Melody’s Echo Chamber – Bon Voyage (Fat Possum)

MEC_bonvoyage_3000_grande
What do you get if you mix the sound of downbeat producers Air with the creepy vibes of David Lynch, the sultry vocals of Melanie Pain and then force it all through a psychedelic lemon squeezer?  Well, this, I imagine.
Actually, French musician Melody Prochet is none of the above – and a little bit of it all. Her 2012 debut, under the label ‘Melody’s Echo Chamber’, was a collaboration with Aussie producer/songwriter Kevin Parker (Tame Impala) – a crazy mix of eclectic, melodic vocals and trippy production. On her new release, Melody Prochet has doubled down on the psycho-pop glory of her self-titled debut, while retaining just enough grunge in the final production to subtly smudge up her sexy Franco-pop breathlessness. This is all courtesy of her new Swedish collaborators Fredrik Swahn (The Amazing) and Reine Fiske (Dungen).

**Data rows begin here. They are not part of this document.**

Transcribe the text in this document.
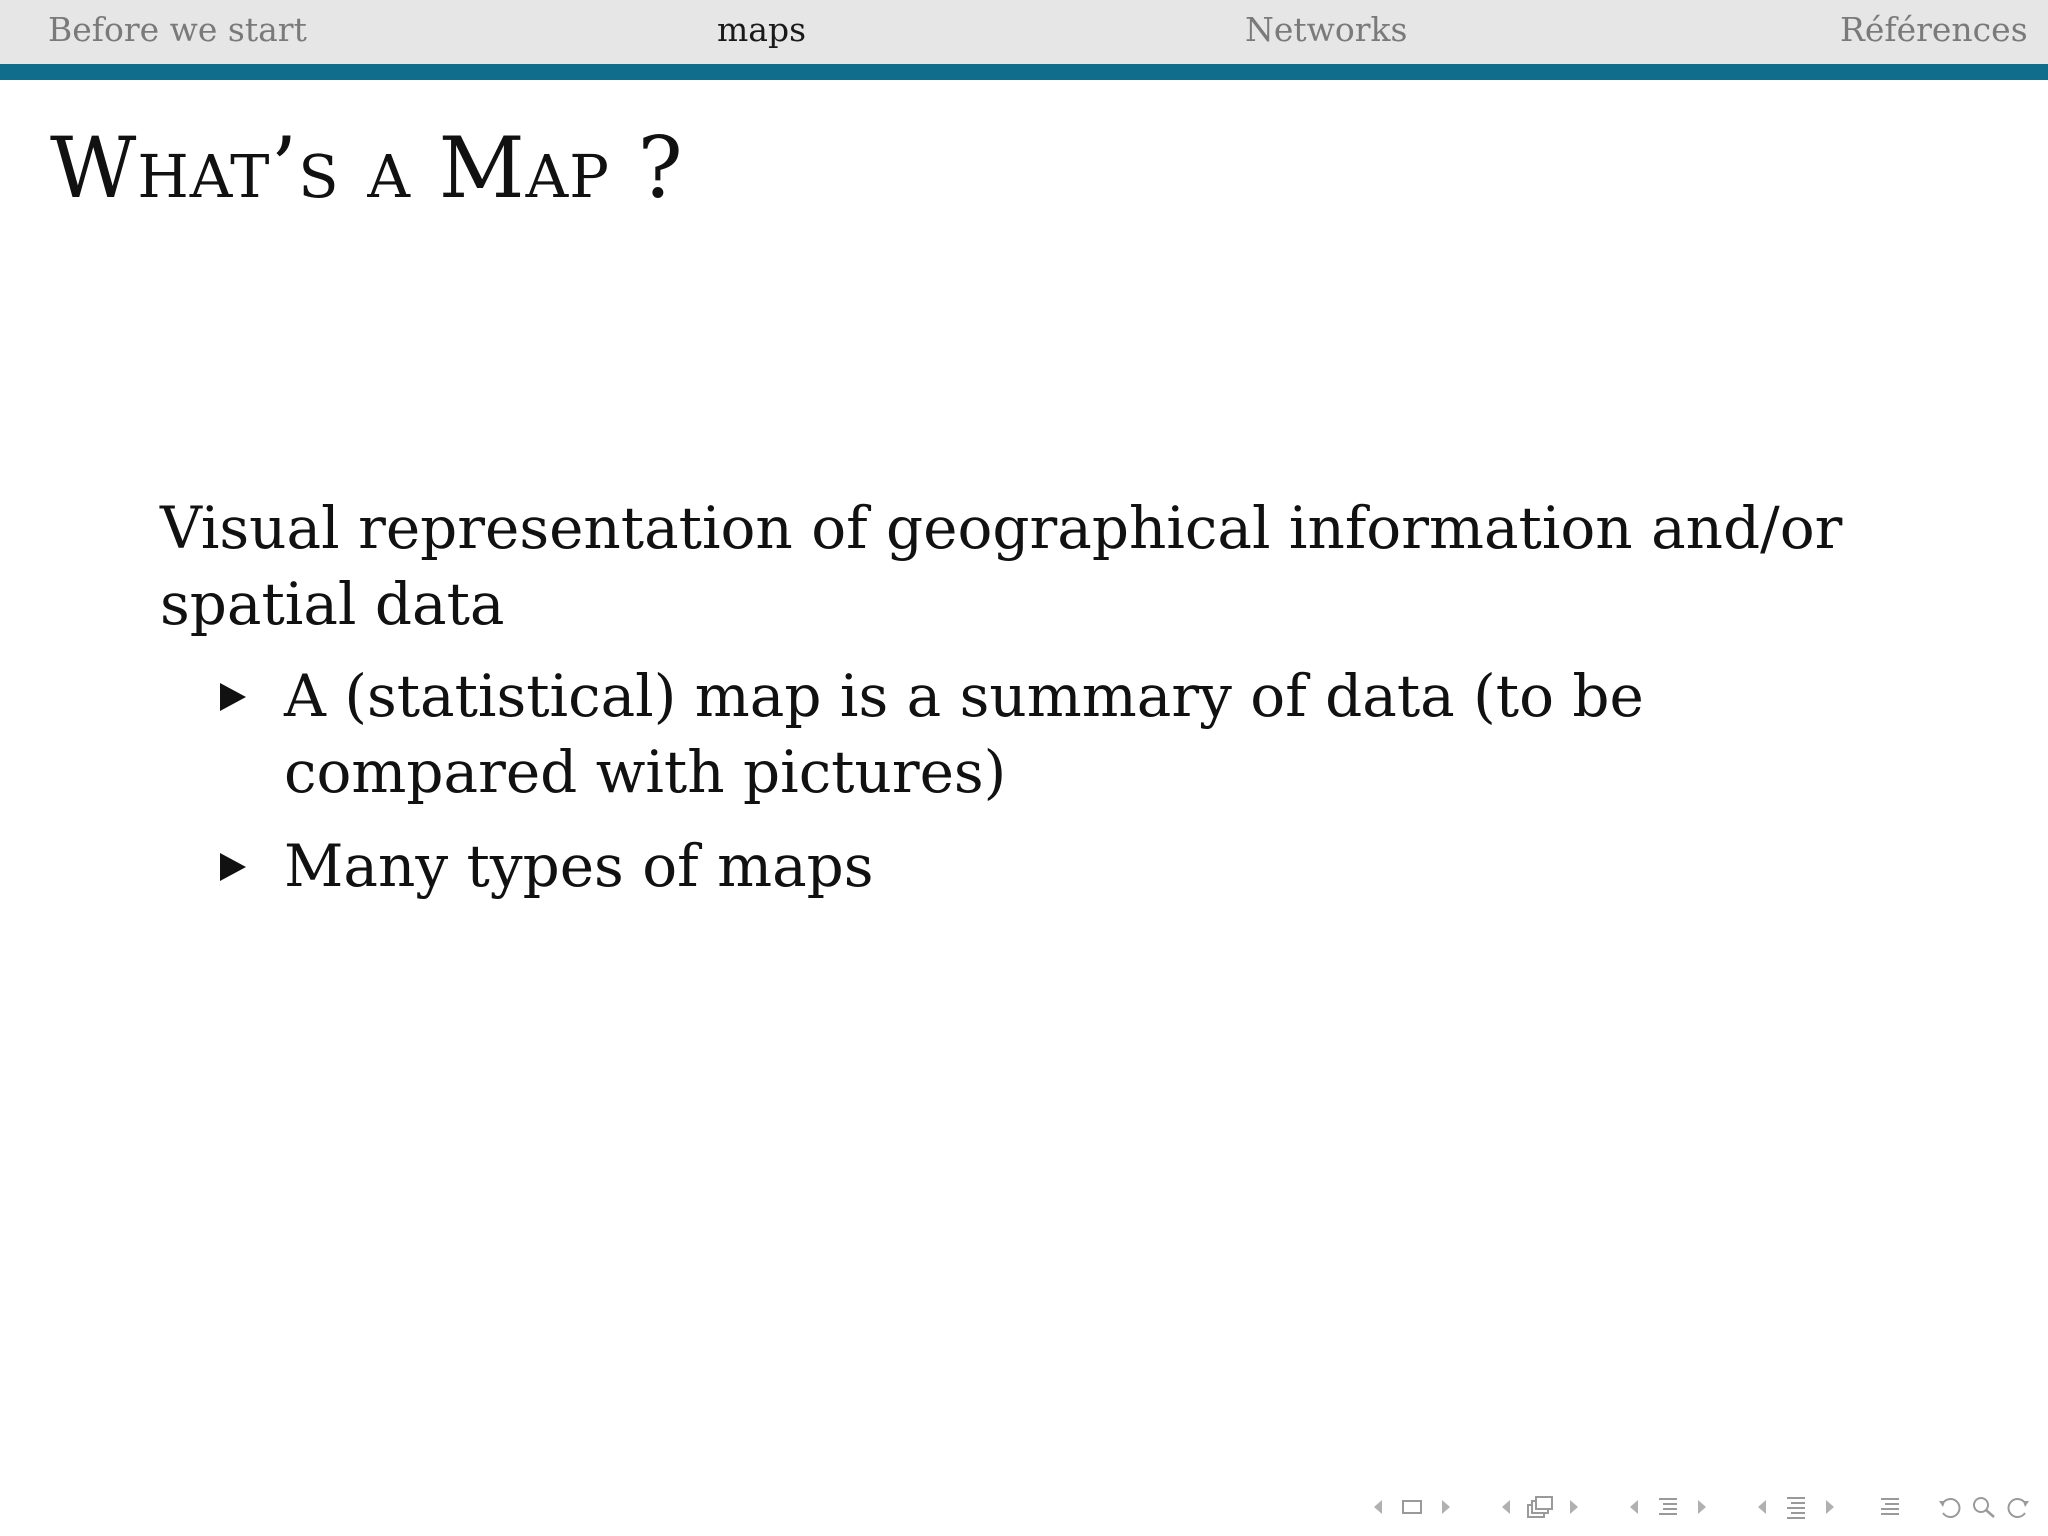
Before we start	maps	Networks	Références
What’s a Map ?
Visual representation of geographical information and/or spatial data
A (statistical) map is a summary of data (to be compared with pictures)
Many types of maps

Her fearless attitude to music may also be a result of her recent recovery from last year’s car crash which left her with a brain aneurysm and broken vertebrae. This comes to mind instantly in the opening song, Cross My Heart: “I can’t keep falling from so high.” The arrangement reminds me of early Cocteau Twins, especially it’s a dreamy mashup of acoustic guitars, hip-hop beats in the bridge and, inexplicably a mediaeval flute.
There’s a spot of self-improvement behind Breathe In, Breathe Out, which swings wildly between moods and tempos, even though the oddly placed whistling segments.
However, I was a bit perplexed by Desert Horse, with its bizarre Arabic flourishes, Latin percussive beats, and scrambled voice samples.  “So much blood on my hands, and there’s not much left to destroy.” This is like Bjork fronting a new iteration of Belle and Sebastian.
Most of the songs on this disc are in French (the above quotes are translated), However, there are interludes and of English and Swedish such as on Var Har Du Vat, a short and sweet traditional Swedish folk song.  That one came as a bit of a surprise.  A nod to her producers, I guess.
In some ways, those songs were a sort of calming influence before the mind-blowing onslaught that comes on the second half of the album.  Tracks like Quand Les Larmes D’un Ange Font Danser La Neige (When Tears of An Angel Make Dancing Snow) have this crazy, unhinged poetic aesthetic to them.  Yet Prochet sings in a playful, coquettish whisper. If you’re not ready it can almost be off-putting.
On the other hand, Her music has a slightly spiritual atmosphere, with chiming bells and other zen come-downs on the fading strains of the mirror-ball disco of Visions of Someone Special.
The theme continues on Shirim, which might well have nicked one or two funky riffs from Nile Rogers during his time working with Daft Punk.  Given all the shit she’s been through who can blame Prochet for wanting to cut loose here and there.
Overall, this is a challenging listen but if you hang in there it’ll be well worth the wild disorientating ride.  If you like your pop music mashed, strained and grained with plenty of sexy, breathless vocals then this one is for you.